A year or two later, after both Li and Prakash had left the company, Li passed through Washington, DC, and spent the night as a guest in the Prakashs' home. The two sat on the living room floor, drinking Chinese tea and discussing clinical trial design late into the night. Already, anecdotal evidence that different ethnic groups metabolize drugs differently was strong. "But this is not reflected in the Physician Desk Reference because the clinical trials were not done with enough representatives of that population," says Li. Drug developers need to work different subsets of the population into Phase II trials, to see the effect of ethnicity early on, he and Prakash reasoned. "Maybe for some drugs it doesn't matter, but maybe for others it does," says Li.

Indeed, says Alfonso Alanis, CEO of Anaclim, an Indianapolis contract research organization specializing in minority recruitment in clinical trials, there's been little formal investigation of the topic.

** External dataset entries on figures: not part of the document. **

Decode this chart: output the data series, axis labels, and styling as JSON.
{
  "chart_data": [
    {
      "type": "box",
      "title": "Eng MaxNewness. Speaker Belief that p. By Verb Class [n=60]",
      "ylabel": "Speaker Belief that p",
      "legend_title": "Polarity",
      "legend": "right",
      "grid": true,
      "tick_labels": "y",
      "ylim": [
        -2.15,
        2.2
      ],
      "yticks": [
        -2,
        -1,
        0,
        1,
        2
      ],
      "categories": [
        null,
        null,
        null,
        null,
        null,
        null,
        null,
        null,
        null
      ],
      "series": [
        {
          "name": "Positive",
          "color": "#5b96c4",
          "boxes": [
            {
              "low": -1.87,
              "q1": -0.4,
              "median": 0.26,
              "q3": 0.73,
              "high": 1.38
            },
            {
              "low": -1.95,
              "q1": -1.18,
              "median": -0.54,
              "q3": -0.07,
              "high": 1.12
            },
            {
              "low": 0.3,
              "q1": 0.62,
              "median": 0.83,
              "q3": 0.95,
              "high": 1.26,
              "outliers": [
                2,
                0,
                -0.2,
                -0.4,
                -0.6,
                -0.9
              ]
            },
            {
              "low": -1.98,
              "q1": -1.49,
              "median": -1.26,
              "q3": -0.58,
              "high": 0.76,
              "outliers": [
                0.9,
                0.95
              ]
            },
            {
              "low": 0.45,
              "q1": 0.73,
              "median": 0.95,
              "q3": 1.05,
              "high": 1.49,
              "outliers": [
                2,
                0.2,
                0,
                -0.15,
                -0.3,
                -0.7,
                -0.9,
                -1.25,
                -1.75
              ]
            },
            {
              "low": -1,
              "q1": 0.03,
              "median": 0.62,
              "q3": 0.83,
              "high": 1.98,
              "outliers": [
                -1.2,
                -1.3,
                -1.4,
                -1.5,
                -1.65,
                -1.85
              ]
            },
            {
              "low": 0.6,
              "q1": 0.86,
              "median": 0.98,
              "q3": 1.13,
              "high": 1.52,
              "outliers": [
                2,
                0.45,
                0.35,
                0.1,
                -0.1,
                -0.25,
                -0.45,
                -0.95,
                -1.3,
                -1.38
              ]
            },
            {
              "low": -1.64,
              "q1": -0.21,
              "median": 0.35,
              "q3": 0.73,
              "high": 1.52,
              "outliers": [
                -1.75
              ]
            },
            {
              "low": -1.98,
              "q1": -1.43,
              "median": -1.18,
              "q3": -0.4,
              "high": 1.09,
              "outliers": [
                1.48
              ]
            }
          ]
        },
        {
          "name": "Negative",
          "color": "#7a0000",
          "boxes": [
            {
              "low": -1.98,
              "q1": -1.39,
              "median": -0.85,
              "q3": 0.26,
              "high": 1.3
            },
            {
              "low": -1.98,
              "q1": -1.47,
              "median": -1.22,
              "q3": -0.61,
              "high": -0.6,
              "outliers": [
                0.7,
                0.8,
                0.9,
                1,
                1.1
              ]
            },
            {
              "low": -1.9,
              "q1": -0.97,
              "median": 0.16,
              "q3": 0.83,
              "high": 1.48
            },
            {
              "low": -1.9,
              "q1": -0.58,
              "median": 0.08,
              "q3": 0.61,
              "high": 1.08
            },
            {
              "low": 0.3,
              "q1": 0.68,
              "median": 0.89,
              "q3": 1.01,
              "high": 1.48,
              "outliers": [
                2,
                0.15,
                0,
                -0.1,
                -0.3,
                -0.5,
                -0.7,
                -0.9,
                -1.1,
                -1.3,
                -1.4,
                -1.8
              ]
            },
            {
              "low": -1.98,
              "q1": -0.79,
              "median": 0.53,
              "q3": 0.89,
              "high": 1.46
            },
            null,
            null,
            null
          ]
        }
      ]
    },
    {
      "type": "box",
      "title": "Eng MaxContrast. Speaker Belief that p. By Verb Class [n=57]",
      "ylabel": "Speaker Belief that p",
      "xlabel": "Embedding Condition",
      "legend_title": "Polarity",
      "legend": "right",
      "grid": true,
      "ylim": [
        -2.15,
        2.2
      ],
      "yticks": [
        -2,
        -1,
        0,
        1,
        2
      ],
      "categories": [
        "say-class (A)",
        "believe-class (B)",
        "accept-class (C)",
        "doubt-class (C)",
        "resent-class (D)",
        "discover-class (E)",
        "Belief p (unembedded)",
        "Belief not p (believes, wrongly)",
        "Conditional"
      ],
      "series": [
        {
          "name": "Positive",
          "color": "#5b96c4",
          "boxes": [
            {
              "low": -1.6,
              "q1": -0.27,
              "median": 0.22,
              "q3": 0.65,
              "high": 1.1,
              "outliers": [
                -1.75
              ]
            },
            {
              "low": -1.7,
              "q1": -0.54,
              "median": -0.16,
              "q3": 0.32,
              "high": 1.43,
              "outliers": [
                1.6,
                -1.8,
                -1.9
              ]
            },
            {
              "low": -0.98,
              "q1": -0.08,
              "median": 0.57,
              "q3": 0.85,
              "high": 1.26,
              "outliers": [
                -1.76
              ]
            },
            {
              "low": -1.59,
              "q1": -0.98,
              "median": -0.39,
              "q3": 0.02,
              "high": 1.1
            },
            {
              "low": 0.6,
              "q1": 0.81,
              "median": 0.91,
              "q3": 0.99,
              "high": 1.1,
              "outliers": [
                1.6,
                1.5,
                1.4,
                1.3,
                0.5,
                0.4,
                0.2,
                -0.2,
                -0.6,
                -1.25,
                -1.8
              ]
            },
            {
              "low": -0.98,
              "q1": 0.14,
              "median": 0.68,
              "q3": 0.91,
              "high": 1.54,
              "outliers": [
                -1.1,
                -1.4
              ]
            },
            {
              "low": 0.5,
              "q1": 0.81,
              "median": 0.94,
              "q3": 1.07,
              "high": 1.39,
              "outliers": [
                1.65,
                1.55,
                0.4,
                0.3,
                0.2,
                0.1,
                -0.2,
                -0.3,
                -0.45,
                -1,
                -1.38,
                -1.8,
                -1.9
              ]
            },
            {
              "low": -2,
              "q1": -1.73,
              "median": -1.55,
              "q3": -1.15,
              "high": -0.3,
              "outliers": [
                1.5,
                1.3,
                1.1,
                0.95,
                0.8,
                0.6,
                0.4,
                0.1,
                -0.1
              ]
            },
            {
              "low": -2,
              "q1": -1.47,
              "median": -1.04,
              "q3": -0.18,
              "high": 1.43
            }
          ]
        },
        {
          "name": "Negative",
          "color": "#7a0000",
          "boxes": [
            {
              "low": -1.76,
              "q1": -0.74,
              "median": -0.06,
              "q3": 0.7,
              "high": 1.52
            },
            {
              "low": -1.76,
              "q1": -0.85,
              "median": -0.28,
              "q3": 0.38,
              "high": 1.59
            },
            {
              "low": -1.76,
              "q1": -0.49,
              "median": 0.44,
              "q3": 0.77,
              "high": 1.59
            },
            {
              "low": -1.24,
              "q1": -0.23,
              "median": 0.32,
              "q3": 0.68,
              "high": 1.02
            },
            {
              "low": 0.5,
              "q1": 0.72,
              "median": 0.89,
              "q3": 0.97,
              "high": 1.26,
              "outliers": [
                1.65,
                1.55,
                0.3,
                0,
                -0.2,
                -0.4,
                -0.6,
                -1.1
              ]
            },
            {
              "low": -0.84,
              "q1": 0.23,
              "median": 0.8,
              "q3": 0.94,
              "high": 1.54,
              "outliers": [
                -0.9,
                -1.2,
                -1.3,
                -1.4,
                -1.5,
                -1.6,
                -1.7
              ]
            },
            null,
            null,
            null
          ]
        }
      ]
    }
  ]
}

Recent data from the FDA suggests that more than 80% of subjects in clinical trials of diabetes drugs have been white, yet only about a quarter of newly diagnosed patients are white. "If you're trying to do good science, what you would like to have is a population of patients that is truly representative of the epidemiology of the disease you're studying," says Alanis, who spent seven years as chief medical officer at Eli Lilly and Company.

For AMAR, race and ethnicity represent a crucial variable in its models, which include technical issues specific to different ethnic groups, down to the diets that different groups eat, Prakash says. (Certain kinds of herbs, for example, can affect drug metabolism.) "Sure, you can hit all the boxes, and you might even get your drug approved, but as soon as it hits the market, it gets exposed not just to the patient on which you did the trial," says Prakash, who this year was the keynote speaker at a life science conference hosted by a new organization called the Diversity Alliance for Science.

Prakash likes to say that in his career in product development, he's had one success - Pfizer's Diflucan - and about 15 failures. Drug development is a science, Prakash says, but it is also an art. The art, he says, lies in analyzing the failures, start to finish, and making tweaks to fix the mistakes that were made. One of the most striking aspects of Prakash's outlook, says Li, is his ability to respond to the winds of change. He recalls a conversation the two had in Prakash's office at Pfizer, when Prakash looked at articles sitting atop his desk, and said, "If I should get a pink slip, I'm ready. I would just take my personal belongings, some photographs, put it in a box - one box - and move on."